Piece14



「おれもお前から飛空艇の知識を聞いたのは初めてだ。よく知っていたな」
「お前が持ってる知識に比べたら天地の差ですよ」
「ああ……まあ、そうだな」
 ひがみ半分で言ったら、あっさりと肯定されて、ギレイオもこれ以上は嫌味が思いつかなかった。そこで棘を引っ込め、最初の問いに答える。

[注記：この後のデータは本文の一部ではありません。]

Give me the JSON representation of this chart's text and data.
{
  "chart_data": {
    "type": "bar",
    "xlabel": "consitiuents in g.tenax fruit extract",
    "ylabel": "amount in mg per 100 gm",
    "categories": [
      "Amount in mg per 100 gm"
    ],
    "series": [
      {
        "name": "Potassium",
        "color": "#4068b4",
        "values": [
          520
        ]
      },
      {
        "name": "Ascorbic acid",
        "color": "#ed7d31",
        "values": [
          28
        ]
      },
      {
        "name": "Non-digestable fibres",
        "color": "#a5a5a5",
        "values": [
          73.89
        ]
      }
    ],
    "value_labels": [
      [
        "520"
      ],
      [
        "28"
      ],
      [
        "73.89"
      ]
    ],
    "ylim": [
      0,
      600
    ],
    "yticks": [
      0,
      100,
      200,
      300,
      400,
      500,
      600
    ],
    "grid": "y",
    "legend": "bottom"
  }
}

「じじいにしこたま聞かされたし、俺もそれは嫌いじゃなかったからな。あそこにゃそういう本なら、そのへんの図書館にも負けねえくらいはあったし、結構俺も読んでたから、それなりに知識はついてるだろ。でなかったらあの時間が勿体ない」
 勿体ない、で締めるあたり、ギレイオらしい理由である。
 二人の話を聞いていたアインは身を乗り出した。
「あなたたち、誰かの所で勉強したの?」
 サムナに関してはその比ではない。元から持ちうる情報量が違う。だが、それについてわざわざ言うこともない。
「俺ら兄弟弟子だから。ちなみに俺が兄弟子」
 さらりと嘘をついて、その上で自分を立てておくことも忘れない。この要領の良さをサムナは相変わらず凄いと思うのだ。

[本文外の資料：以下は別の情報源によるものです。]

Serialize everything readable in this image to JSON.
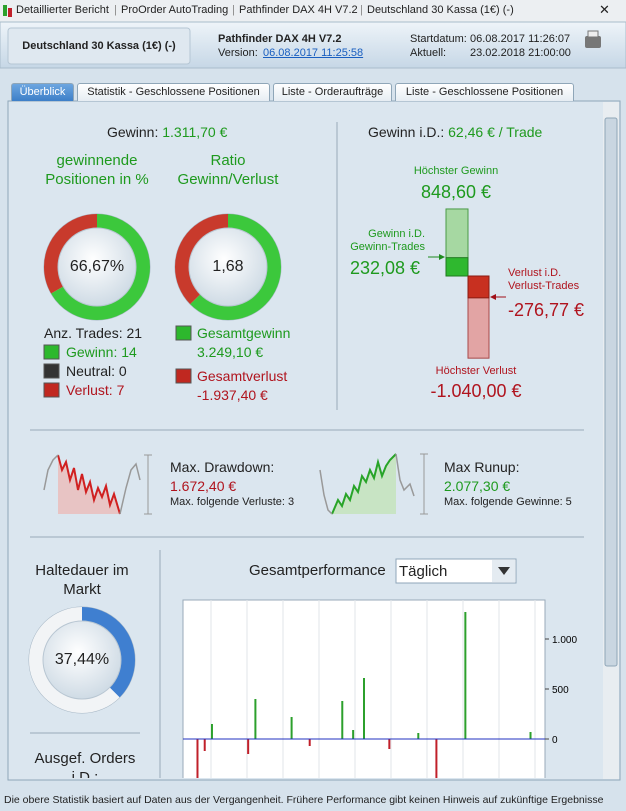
{
  "titlebar": {
    "items": [
      "Detaillierter Bericht",
      "ProOrder AutoTrading",
      "Pathfinder DAX 4H V7.2",
      "Deutschland 30 Kassa (1€) (-)"
    ]
  },
  "header": {
    "instrument": "Deutschland 30 Kassa (1€) (-)",
    "system": "Pathfinder DAX 4H V7.2",
    "version_label": "Version:",
    "version": "06.08.2017 11:25:58",
    "start_label": "Startdatum:",
    "start": "06.08.2017 11:26:07",
    "current_label": "Aktuell:",
    "current": "23.02.2018 21:00:00"
  },
  "tabs": [
    "Überblick",
    "Statistik - Geschlossene Positionen",
    "Liste - Orderaufträge",
    "Liste - Geschlossene Positionen"
  ],
  "summary": {
    "gain_label": "Gewinn:",
    "gain": "1.311,70 €",
    "winning_title": "gewinnende Positionen in %",
    "winning_pct": {
      "value": 66.67,
      "label": "66,67%"
    },
    "ratio_title": "Ratio Gewinn/Verlust",
    "ratio": "1,68",
    "trades_label": "Anz. Trades: 21",
    "win_count": "Gewinn: 14",
    "neutral_count": "Neutral: 0",
    "loss_count": "Verlust: 7",
    "gross_gain_label": "Gesamtgewinn",
    "gross_gain": {
      "value": 3249.1,
      "label": "3.249,10 €"
    },
    "gross_loss_label": "Gesamtverlust",
    "gross_loss": {
      "value": -1937.4,
      "label": "-1.937,40 €"
    }
  },
  "per_trade": {
    "label": "Gewinn i.D.:",
    "value": "62,46 € / Trade",
    "best_label": "Höchster Gewinn",
    "best": {
      "value": 848.6,
      "label": "848,60 €"
    },
    "avg_win_label": "Gewinn i.D. Gewinn-Trades",
    "avg_win": {
      "value": 232.08,
      "label": "232,08 €"
    },
    "avg_loss_label": "Verlust i.D. Verlust-Trades",
    "avg_loss": {
      "value": -276.77,
      "label": "-276,77 €"
    },
    "worst_label": "Höchster Verlust",
    "worst": {
      "value": -1040.0,
      "label": "-1.040,00 €"
    }
  },
  "drawdown": {
    "label": "Max. Drawdown:",
    "value": "1.672,40 €",
    "note": "Max. folgende Verluste: 3"
  },
  "runup": {
    "label": "Max Runup:",
    "value": "2.077,30 €",
    "note": "Max. folgende Gewinne: 5"
  },
  "holding": {
    "title": "Haltedauer im Markt",
    "pct": {
      "value": 37.44,
      "label": "37,44%"
    },
    "orders_title": "Ausgef. Orders i.D.:"
  },
  "chart_data": {
    "type": "bar",
    "title": "Gesamtperformance",
    "period": "Täglich",
    "x": [
      4,
      6,
      8,
      18,
      20,
      30,
      35,
      44,
      47,
      50,
      57,
      65,
      70,
      78,
      96
    ],
    "values": [
      -450,
      -120,
      150,
      -150,
      400,
      220,
      -70,
      380,
      90,
      610,
      -100,
      60,
      -450,
      1270,
      70
    ],
    "xlim": [
      0,
      100
    ],
    "ylim": [
      -390,
      1390
    ],
    "yticks": [
      0,
      500,
      {
        "value": 1000,
        "label": "1.000"
      }
    ],
    "colors": {
      "positive": "#2ca02c",
      "negative": "#c0202a",
      "zero_line": "#2030c0"
    }
  },
  "footer": "Die obere Statistik basiert auf Daten aus der Vergangenheit. Frühere Performance gibt keinen Hinweis auf zukünftige Ergebnisse"
}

 相方の軽快な二枚舌に内心で拍手を送りつつ、サムナも頷いておく。
「よければ、どこで学んだのか聞いてもいいか」
 ラオコガが尋ねる。同じ穴のムジナと思えば、自分が持ちえない知識の出処は知っておきたいものだろう。ギレイオにもそれは理解出来たが、ここで大人しくゴルの名前を言ってもいいものかと逡巡していると、その隙にサムナが答えてしまっていた。
「ゴラティアス=アロンという機械工の所だ」
「あ」
「どうした?」
 思わず声をあげて相方を見やるが、サムナは淡々とギレイオを見返して、ギレイオがしまったという顔をしている理由を探ろうとしていた。しかし、サムナに答えがもたらされるよりも早く、驚きを露にした人物がいた。
「……ゴラティアス=アロンって、あの? 本当に?」
 今までにない食いつきでラオコガが身を乗り出す。その目は水を得た魚のようにきらきらとしていた。
 サムナにはその理由がわからず、加えて、ラオコガの隣で呆れたような視線を送るアインの表情にも理解が追いつかない。ギレイオの内心など知る由もなかった。

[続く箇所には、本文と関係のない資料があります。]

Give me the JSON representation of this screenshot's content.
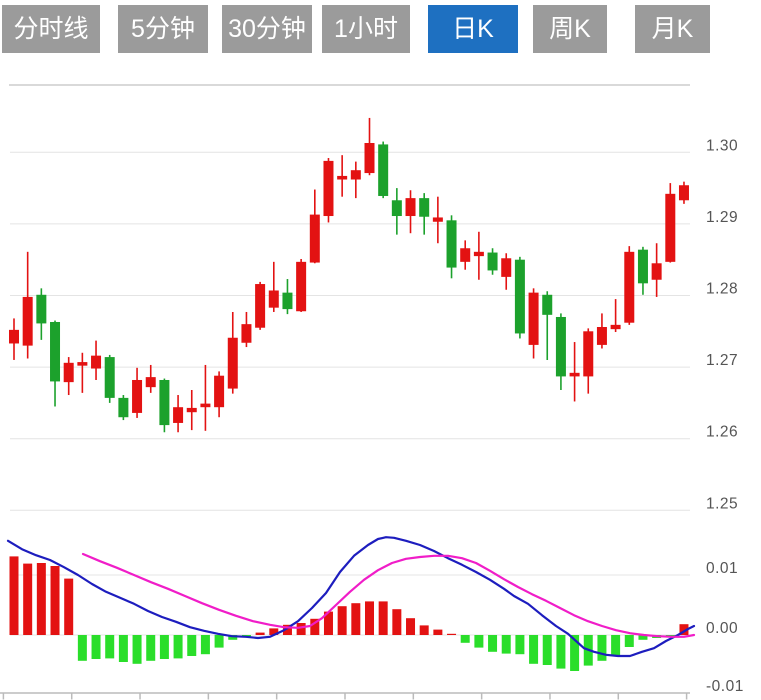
{
  "header": {
    "tabs": [
      {
        "label": "分时线",
        "active": false
      },
      {
        "label": "5分钟",
        "active": false
      },
      {
        "label": "30分钟",
        "active": false
      },
      {
        "label": "1小时",
        "active": false
      },
      {
        "label": "日K",
        "active": true
      },
      {
        "label": "周K",
        "active": false
      },
      {
        "label": "月K",
        "active": false
      }
    ]
  },
  "colors": {
    "tab_bg": "#9b9b9b",
    "tab_active_bg": "#1e70c1",
    "tab_text": "#ffffff",
    "candle_up": "#e31212",
    "candle_down": "#1ca12c",
    "hist_up": "#e31212",
    "hist_down": "#2ade2a",
    "dif_line": "#1d1dbe",
    "dea_line": "#f01dc8",
    "grid": "#e4e4e4",
    "axis_text": "#555555",
    "axis_line": "#bbbbbb",
    "separator": "#d9d9d9"
  },
  "price_axis": {
    "labels": [
      "1.30",
      "1.29",
      "1.28",
      "1.27",
      "1.26",
      "1.25"
    ],
    "values": [
      1.3,
      1.29,
      1.28,
      1.27,
      1.26,
      1.25
    ]
  },
  "indicator_axis": {
    "labels": [
      "0.01",
      "0.00",
      "-0.01"
    ],
    "values": [
      0.01,
      0.0,
      -0.01
    ]
  },
  "chart_data": {
    "type": "candlestick",
    "title": "Daily K-line chart with MACD indicator",
    "selected_period": "日K",
    "candle_format": "ohlc",
    "price_pane": {
      "ylim": [
        1.2525,
        1.3095
      ],
      "grid_values": [
        1.3,
        1.29,
        1.28,
        1.27,
        1.26,
        1.25
      ],
      "candles": [
        [
          1.2733,
          1.2768,
          1.271,
          1.2752
        ],
        [
          1.273,
          1.2861,
          1.2712,
          1.2798
        ],
        [
          1.2801,
          1.281,
          1.2738,
          1.2761
        ],
        [
          1.2763,
          1.2765,
          1.2645,
          1.268
        ],
        [
          1.2679,
          1.2714,
          1.2661,
          1.2706
        ],
        [
          1.2702,
          1.272,
          1.2664,
          1.2707
        ],
        [
          1.2698,
          1.2737,
          1.2682,
          1.2716
        ],
        [
          1.2714,
          1.2717,
          1.265,
          1.2657
        ],
        [
          1.2657,
          1.2661,
          1.2626,
          1.263
        ],
        [
          1.2636,
          1.2699,
          1.2629,
          1.2682
        ],
        [
          1.2672,
          1.2703,
          1.2664,
          1.2686
        ],
        [
          1.2682,
          1.2684,
          1.2609,
          1.2619
        ],
        [
          1.2622,
          1.2661,
          1.2609,
          1.2644
        ],
        [
          1.2637,
          1.2668,
          1.2612,
          1.2643
        ],
        [
          1.2644,
          1.2703,
          1.2611,
          1.2649
        ],
        [
          1.2644,
          1.2694,
          1.263,
          1.2688
        ],
        [
          1.267,
          1.2777,
          1.2663,
          1.2741
        ],
        [
          1.2734,
          1.2777,
          1.2728,
          1.276
        ],
        [
          1.2755,
          1.2819,
          1.2752,
          1.2816
        ],
        [
          1.2783,
          1.2847,
          1.2777,
          1.2807
        ],
        [
          1.2804,
          1.2823,
          1.2774,
          1.2781
        ],
        [
          1.2778,
          1.2851,
          1.2777,
          1.2847
        ],
        [
          1.2846,
          1.2948,
          1.2845,
          1.2913
        ],
        [
          1.2911,
          1.2992,
          1.2902,
          1.2988
        ],
        [
          1.2962,
          1.2996,
          1.2938,
          1.2967
        ],
        [
          1.2962,
          1.2987,
          1.2936,
          1.2975
        ],
        [
          1.2971,
          1.3048,
          1.2968,
          1.3013
        ],
        [
          1.3011,
          1.3015,
          1.2936,
          1.2939
        ],
        [
          1.2933,
          1.295,
          1.2885,
          1.2911
        ],
        [
          1.2911,
          1.2947,
          1.2887,
          1.2936
        ],
        [
          1.2936,
          1.2943,
          1.2885,
          1.291
        ],
        [
          1.2903,
          1.2938,
          1.2873,
          1.2909
        ],
        [
          1.2905,
          1.2912,
          1.2824,
          1.2839
        ],
        [
          1.2847,
          1.2877,
          1.2836,
          1.2866
        ],
        [
          1.2855,
          1.2889,
          1.2822,
          1.2861
        ],
        [
          1.286,
          1.2866,
          1.2829,
          1.2835
        ],
        [
          1.2826,
          1.2859,
          1.2808,
          1.2852
        ],
        [
          1.285,
          1.2854,
          1.274,
          1.2747
        ],
        [
          1.2731,
          1.281,
          1.2712,
          1.2804
        ],
        [
          1.2801,
          1.2806,
          1.271,
          1.2773
        ],
        [
          1.277,
          1.2775,
          1.2668,
          1.2687
        ],
        [
          1.2687,
          1.2735,
          1.2652,
          1.2692
        ],
        [
          1.2687,
          1.2754,
          1.2663,
          1.275
        ],
        [
          1.2731,
          1.2775,
          1.2726,
          1.2756
        ],
        [
          1.2753,
          1.2795,
          1.2749,
          1.2759
        ],
        [
          1.2762,
          1.2869,
          1.2759,
          1.2861
        ],
        [
          1.2864,
          1.2868,
          1.2801,
          1.2817
        ],
        [
          1.2822,
          1.2873,
          1.2798,
          1.2845
        ],
        [
          1.2847,
          1.2957,
          1.2846,
          1.2942
        ],
        [
          1.2933,
          1.2959,
          1.2928,
          1.2954
        ]
      ]
    },
    "macd_pane": {
      "ylim": [
        -0.011,
        0.0175
      ],
      "grid_values": [
        0.01,
        0.0,
        -0.01
      ],
      "histogram": [
        0.0131,
        0.0119,
        0.012,
        0.0115,
        0.0094,
        -0.0043,
        -0.004,
        -0.0039,
        -0.0045,
        -0.0048,
        -0.0043,
        -0.004,
        -0.0039,
        -0.0035,
        -0.0032,
        -0.0021,
        -0.0008,
        -0.0003,
        0.0004,
        0.0011,
        0.0017,
        0.002,
        0.0027,
        0.0039,
        0.0048,
        0.0053,
        0.0056,
        0.0056,
        0.0043,
        0.0028,
        0.0016,
        0.0009,
        0.0002,
        -0.0013,
        -0.0021,
        -0.0028,
        -0.0031,
        -0.0032,
        -0.0048,
        -0.005,
        -0.0056,
        -0.006,
        -0.0051,
        -0.0043,
        -0.0034,
        -0.002,
        -0.0008,
        -0.0005,
        -0.0003,
        0.0018
      ],
      "dif": [
        [
          8,
          0.0157
        ],
        [
          22,
          0.0143
        ],
        [
          36,
          0.0133
        ],
        [
          50,
          0.0125
        ],
        [
          64,
          0.0113
        ],
        [
          78,
          0.01
        ],
        [
          92,
          0.0085
        ],
        [
          106,
          0.0072
        ],
        [
          120,
          0.0062
        ],
        [
          134,
          0.0052
        ],
        [
          148,
          0.004
        ],
        [
          162,
          0.003
        ],
        [
          176,
          0.0022
        ],
        [
          190,
          0.0013
        ],
        [
          204,
          0.0007
        ],
        [
          218,
          0.0002
        ],
        [
          232,
          -0.0002
        ],
        [
          246,
          -0.0003
        ],
        [
          258,
          -0.0005
        ],
        [
          270,
          -0.0003
        ],
        [
          284,
          0.0008
        ],
        [
          298,
          0.0023
        ],
        [
          312,
          0.0045
        ],
        [
          326,
          0.007
        ],
        [
          340,
          0.0105
        ],
        [
          354,
          0.0132
        ],
        [
          368,
          0.015
        ],
        [
          378,
          0.016
        ],
        [
          386,
          0.0163
        ],
        [
          394,
          0.0162
        ],
        [
          406,
          0.0157
        ],
        [
          420,
          0.015
        ],
        [
          434,
          0.014
        ],
        [
          448,
          0.0128
        ],
        [
          462,
          0.0117
        ],
        [
          476,
          0.0105
        ],
        [
          490,
          0.0092
        ],
        [
          504,
          0.0077
        ],
        [
          514,
          0.0065
        ],
        [
          528,
          0.0052
        ],
        [
          542,
          0.0033
        ],
        [
          556,
          0.0015
        ],
        [
          568,
          0.0002
        ],
        [
          576,
          -0.001
        ],
        [
          584,
          -0.0022
        ],
        [
          594,
          -0.0028
        ],
        [
          606,
          -0.0033
        ],
        [
          618,
          -0.0035
        ],
        [
          630,
          -0.0035
        ],
        [
          642,
          -0.0028
        ],
        [
          654,
          -0.0022
        ],
        [
          666,
          -0.001
        ],
        [
          678,
          0.0
        ],
        [
          688,
          0.001
        ],
        [
          694,
          0.0015
        ]
      ],
      "dea": [
        [
          83,
          0.0135
        ],
        [
          100,
          0.0123
        ],
        [
          117,
          0.0112
        ],
        [
          134,
          0.01
        ],
        [
          151,
          0.0088
        ],
        [
          168,
          0.0077
        ],
        [
          185,
          0.0065
        ],
        [
          202,
          0.0053
        ],
        [
          219,
          0.0042
        ],
        [
          236,
          0.0032
        ],
        [
          253,
          0.0023
        ],
        [
          270,
          0.0017
        ],
        [
          284,
          0.0013
        ],
        [
          298,
          0.0012
        ],
        [
          310,
          0.0015
        ],
        [
          322,
          0.0028
        ],
        [
          336,
          0.005
        ],
        [
          350,
          0.0072
        ],
        [
          364,
          0.0092
        ],
        [
          378,
          0.0108
        ],
        [
          392,
          0.012
        ],
        [
          406,
          0.0127
        ],
        [
          420,
          0.013
        ],
        [
          434,
          0.0132
        ],
        [
          448,
          0.0132
        ],
        [
          462,
          0.0128
        ],
        [
          476,
          0.012
        ],
        [
          490,
          0.0107
        ],
        [
          504,
          0.0093
        ],
        [
          518,
          0.008
        ],
        [
          532,
          0.0068
        ],
        [
          546,
          0.0057
        ],
        [
          560,
          0.0045
        ],
        [
          574,
          0.0033
        ],
        [
          588,
          0.0023
        ],
        [
          602,
          0.0015
        ],
        [
          616,
          0.0008
        ],
        [
          630,
          0.0003
        ],
        [
          644,
          0.0
        ],
        [
          658,
          -0.0002
        ],
        [
          672,
          -0.0003
        ],
        [
          684,
          -0.0003
        ],
        [
          694,
          0.0
        ]
      ]
    },
    "x_axis": {
      "tick_count": 11
    }
  }
}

 言葉を繕って言い逃れするには、サムナはあまりにもはっきりと名前を言ってしまったし、適当に茶を濁すには分が悪い。こと、機械に関してならば、尚更だった。嘘をつきながら関わり続けられるほど器用な人間でないことは、ギレイオ自身が重々承知している。
 一見して悪い人間ではなさそうなので、ギレイオは渋々といった体で頷いた。
「そうだよ」
 ラオコガは感極まったような顔で、目の前に突如として現れた現実を飲み込もうとするかの如く、大きく深呼吸した。
「彼は、本当にいたのか」
「伝説よろしく、本当に雲の上の人間になってくれればどんなに良かったか……」
 ギレイオがぼやいてみせると、向かいに座ったアインが表情そのままの声をあげた。
「……その話、長くなるから後にしてくれる?」
「待ってくれ、こんな機会滅多にない」
「一緒に働いていれば、そのうち時間も空くでしょうが」
「じじいの話なんか聞いたって、これっぽっちもためにならないから安心しろ。鼻ほじりながら話してもお釣りがくるレベルだから」
「それは身近にいすぎるから言えることだ」
「……つまり、どういうことなんだ?」
 各々、自由に発言を繰り出す中、ようやく訪れた隙間のような沈黙を縫って、サムナが疑問の声をあげる。ギレイオは自分から言うのも嫌だという風に手を振って、ラオコガに説明を促した。